Jason left Midden Harbour soon after, enrolled in an exclusive, residential boys school by parents who understood his need to get away.  He has gone on to become successful in business, something to do with real estate.

Bertie integrated into the community like she’d lived in a village all her life.  She became known for her welcoming smile and her strong will and for befriending everyone she met.

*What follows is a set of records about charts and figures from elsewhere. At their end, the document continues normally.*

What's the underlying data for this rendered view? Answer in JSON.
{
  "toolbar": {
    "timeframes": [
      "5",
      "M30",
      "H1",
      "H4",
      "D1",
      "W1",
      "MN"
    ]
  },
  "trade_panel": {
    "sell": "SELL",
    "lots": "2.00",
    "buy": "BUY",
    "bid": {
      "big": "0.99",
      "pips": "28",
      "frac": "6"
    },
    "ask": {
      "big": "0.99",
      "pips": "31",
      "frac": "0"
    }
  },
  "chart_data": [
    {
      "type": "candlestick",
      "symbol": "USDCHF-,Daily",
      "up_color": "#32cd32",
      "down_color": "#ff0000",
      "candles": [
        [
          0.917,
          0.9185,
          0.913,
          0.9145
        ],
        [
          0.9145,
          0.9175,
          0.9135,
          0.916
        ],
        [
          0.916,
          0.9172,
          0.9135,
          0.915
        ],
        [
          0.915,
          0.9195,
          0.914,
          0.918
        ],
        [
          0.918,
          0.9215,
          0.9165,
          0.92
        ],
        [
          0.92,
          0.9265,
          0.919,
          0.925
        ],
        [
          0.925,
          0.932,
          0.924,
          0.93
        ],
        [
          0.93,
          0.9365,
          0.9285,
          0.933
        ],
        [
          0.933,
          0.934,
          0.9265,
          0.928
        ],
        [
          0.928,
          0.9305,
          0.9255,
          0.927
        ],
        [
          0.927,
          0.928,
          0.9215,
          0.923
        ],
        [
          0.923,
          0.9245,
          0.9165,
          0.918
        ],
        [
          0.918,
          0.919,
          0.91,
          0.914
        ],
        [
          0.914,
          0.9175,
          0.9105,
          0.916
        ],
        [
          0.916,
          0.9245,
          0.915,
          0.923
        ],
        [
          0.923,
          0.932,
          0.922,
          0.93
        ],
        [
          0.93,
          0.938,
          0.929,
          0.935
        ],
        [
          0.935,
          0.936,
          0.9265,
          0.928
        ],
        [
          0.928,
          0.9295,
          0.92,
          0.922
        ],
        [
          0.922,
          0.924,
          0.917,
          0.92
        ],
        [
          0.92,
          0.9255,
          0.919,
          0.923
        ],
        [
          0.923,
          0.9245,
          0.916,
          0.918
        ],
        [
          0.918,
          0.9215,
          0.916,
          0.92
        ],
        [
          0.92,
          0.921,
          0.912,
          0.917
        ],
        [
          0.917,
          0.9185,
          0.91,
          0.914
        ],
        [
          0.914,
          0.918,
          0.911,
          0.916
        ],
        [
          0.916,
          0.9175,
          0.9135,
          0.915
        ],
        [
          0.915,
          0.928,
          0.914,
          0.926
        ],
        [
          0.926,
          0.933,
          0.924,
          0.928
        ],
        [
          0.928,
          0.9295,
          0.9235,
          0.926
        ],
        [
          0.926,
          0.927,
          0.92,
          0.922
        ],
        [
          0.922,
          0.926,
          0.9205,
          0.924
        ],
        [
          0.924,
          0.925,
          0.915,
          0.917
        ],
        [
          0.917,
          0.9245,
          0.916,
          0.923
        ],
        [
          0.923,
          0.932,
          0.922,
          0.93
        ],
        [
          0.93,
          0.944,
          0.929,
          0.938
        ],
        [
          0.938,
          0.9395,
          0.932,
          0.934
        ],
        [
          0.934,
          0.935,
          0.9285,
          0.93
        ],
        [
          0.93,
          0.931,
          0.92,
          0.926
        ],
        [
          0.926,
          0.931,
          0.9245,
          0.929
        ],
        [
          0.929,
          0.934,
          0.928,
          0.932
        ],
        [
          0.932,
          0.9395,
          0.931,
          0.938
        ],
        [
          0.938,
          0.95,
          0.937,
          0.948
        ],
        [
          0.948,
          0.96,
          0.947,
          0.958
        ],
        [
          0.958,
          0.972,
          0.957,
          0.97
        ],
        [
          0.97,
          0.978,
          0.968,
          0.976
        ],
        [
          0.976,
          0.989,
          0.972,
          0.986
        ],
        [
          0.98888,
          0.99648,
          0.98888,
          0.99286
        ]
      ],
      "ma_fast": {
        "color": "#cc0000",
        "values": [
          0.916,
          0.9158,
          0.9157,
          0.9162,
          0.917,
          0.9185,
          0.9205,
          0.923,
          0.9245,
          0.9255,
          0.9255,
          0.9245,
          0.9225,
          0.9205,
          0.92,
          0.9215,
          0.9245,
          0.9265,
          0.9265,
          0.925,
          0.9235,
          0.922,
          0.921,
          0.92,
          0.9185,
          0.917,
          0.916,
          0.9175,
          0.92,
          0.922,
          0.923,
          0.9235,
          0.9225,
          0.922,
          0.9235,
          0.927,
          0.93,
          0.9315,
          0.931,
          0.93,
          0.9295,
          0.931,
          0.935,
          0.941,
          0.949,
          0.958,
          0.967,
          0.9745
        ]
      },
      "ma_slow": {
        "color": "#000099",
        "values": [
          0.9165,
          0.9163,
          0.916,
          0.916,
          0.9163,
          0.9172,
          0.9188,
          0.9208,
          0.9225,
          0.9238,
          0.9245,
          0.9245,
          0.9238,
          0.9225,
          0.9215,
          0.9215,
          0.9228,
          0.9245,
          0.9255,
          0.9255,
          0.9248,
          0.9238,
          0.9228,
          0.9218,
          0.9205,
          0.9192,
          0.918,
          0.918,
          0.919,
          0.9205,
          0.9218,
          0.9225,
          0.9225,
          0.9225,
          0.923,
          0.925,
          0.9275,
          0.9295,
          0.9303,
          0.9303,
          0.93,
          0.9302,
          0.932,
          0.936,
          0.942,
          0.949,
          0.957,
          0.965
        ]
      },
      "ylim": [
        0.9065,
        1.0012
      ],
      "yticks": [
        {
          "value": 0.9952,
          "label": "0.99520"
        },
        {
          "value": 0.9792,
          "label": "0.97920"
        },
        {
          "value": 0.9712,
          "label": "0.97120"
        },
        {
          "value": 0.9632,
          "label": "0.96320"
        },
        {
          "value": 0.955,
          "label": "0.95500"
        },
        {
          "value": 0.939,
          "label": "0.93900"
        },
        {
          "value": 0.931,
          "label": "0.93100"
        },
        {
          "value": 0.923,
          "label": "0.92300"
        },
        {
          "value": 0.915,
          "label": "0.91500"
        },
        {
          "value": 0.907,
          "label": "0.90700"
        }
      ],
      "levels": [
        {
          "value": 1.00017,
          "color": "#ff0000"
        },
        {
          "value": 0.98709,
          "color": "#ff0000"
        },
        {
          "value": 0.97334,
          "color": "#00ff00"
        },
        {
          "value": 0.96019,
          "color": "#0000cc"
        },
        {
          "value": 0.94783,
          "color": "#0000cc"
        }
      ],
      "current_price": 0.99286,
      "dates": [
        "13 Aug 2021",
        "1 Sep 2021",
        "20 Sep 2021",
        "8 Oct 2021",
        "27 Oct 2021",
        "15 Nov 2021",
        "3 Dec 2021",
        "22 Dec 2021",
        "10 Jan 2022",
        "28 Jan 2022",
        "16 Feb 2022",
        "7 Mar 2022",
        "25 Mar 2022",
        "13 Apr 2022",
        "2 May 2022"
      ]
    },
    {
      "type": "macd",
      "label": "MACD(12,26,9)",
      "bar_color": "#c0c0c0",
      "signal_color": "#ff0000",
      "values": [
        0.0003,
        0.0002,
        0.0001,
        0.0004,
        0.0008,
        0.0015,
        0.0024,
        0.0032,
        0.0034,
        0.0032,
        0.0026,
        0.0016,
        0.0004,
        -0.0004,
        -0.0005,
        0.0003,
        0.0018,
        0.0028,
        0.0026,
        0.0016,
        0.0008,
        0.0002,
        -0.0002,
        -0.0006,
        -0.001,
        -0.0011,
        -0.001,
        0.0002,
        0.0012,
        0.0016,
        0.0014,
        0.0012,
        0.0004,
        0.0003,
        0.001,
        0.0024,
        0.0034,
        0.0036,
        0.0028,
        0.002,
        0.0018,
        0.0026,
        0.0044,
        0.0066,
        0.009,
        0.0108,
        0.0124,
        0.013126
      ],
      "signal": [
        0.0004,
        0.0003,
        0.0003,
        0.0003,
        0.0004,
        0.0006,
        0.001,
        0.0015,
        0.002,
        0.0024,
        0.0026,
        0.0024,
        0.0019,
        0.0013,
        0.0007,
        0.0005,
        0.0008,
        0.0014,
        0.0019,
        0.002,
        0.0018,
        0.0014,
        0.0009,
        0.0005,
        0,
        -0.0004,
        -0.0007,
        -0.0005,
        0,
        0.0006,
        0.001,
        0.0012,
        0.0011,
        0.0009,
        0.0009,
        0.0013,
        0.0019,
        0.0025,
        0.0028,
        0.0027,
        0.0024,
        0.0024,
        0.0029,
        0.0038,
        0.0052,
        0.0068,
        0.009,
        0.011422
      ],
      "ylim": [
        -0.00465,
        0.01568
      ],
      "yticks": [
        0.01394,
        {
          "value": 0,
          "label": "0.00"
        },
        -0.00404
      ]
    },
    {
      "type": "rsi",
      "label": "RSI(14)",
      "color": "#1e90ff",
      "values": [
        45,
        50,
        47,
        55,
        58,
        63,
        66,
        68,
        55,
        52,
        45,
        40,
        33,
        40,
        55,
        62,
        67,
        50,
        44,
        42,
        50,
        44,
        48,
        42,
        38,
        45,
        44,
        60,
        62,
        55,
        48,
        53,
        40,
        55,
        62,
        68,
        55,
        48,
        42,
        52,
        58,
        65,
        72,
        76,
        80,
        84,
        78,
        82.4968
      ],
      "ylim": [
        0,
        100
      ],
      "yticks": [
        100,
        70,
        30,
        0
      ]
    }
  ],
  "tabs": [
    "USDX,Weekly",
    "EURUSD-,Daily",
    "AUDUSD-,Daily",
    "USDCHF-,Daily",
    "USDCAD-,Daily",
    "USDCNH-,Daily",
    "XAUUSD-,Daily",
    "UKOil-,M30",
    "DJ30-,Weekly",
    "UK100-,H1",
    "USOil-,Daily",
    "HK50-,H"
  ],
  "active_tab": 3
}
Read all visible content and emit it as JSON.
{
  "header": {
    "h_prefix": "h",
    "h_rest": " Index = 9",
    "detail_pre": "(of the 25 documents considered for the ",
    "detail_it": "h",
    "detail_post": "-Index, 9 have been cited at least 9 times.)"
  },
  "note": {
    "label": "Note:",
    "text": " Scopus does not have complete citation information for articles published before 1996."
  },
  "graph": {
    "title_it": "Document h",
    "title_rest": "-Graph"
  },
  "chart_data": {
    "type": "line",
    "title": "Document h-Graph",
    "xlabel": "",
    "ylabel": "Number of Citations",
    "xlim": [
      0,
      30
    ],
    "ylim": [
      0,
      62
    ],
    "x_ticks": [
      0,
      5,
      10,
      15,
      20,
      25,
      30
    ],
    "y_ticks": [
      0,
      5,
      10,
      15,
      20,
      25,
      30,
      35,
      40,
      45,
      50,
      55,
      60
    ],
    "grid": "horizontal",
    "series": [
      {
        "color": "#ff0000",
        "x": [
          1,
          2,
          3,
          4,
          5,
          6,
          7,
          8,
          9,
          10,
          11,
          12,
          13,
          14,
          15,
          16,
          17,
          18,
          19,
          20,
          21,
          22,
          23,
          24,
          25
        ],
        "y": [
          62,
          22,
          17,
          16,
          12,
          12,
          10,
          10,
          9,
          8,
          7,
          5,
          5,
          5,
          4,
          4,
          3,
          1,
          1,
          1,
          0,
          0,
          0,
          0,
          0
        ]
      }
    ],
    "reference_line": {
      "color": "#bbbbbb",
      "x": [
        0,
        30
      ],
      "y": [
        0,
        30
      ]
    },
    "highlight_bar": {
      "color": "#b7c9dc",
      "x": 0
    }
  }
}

For decades, she wrote the Good Neighbour column for the Shoreline.  It was a column comprised of newsy gossip about who had their in-laws visiting from Boston, or who had just returned from a holiday abroad, or who had just gotten a promotion at the mill, or whose son was marrying a girl from the city, or which family was struggling with the passing of a loved one.  It was a must read for locals and a glimpse into the soul of the community for visitors.

Bertie is a walker, or at least had been until the last few years when she had become more frail.  Used to walk down from the bench every day, no matter the weather, to do her business in the shops and chat with the people she bumped into.  “Bumped into” is an ironic phrase in this case. 

One of the great pleasures for Bertie was commiserating with young mothers out walking with their children.  She especially loved babies, and was drawn to strollers like Butkus to Tom’s butcher shop.  The irony is that Bertie’s walkabouts—and almost her life--were brought to an end by a mother pushing a stroller.  A new mother, running behind one of those hi-tech, mega-wheeled, all terrain jogging behemoths had come round a corner at speed and crashed into Bertie at full speed.   The broken leg was bad enough for a woman in her late 80s, but it was the concussion that had us all really worried.  

But being Bertie, she pulled through with her spirit undiminished.  Her mobility, however, was extremely limited, and it seemed her mind was never quite the same.  The Doctor told me confidentially that she had given Bertie a diagnosis of Alzheimer’s a year earlier, and that the slowness was probably going to have happened anyway, but still, the accident didn’t help.

 Anyway…

Have run out of time to write about my conversation with Bertie.  And I won’t be able to do it tomorrow either.  Am heading out in the boat to catch as much of this fading summer weather as I can before it’s gone and the rain sets in.  Tomorrow I’ll be catching rays and salmon and not thinking about writing.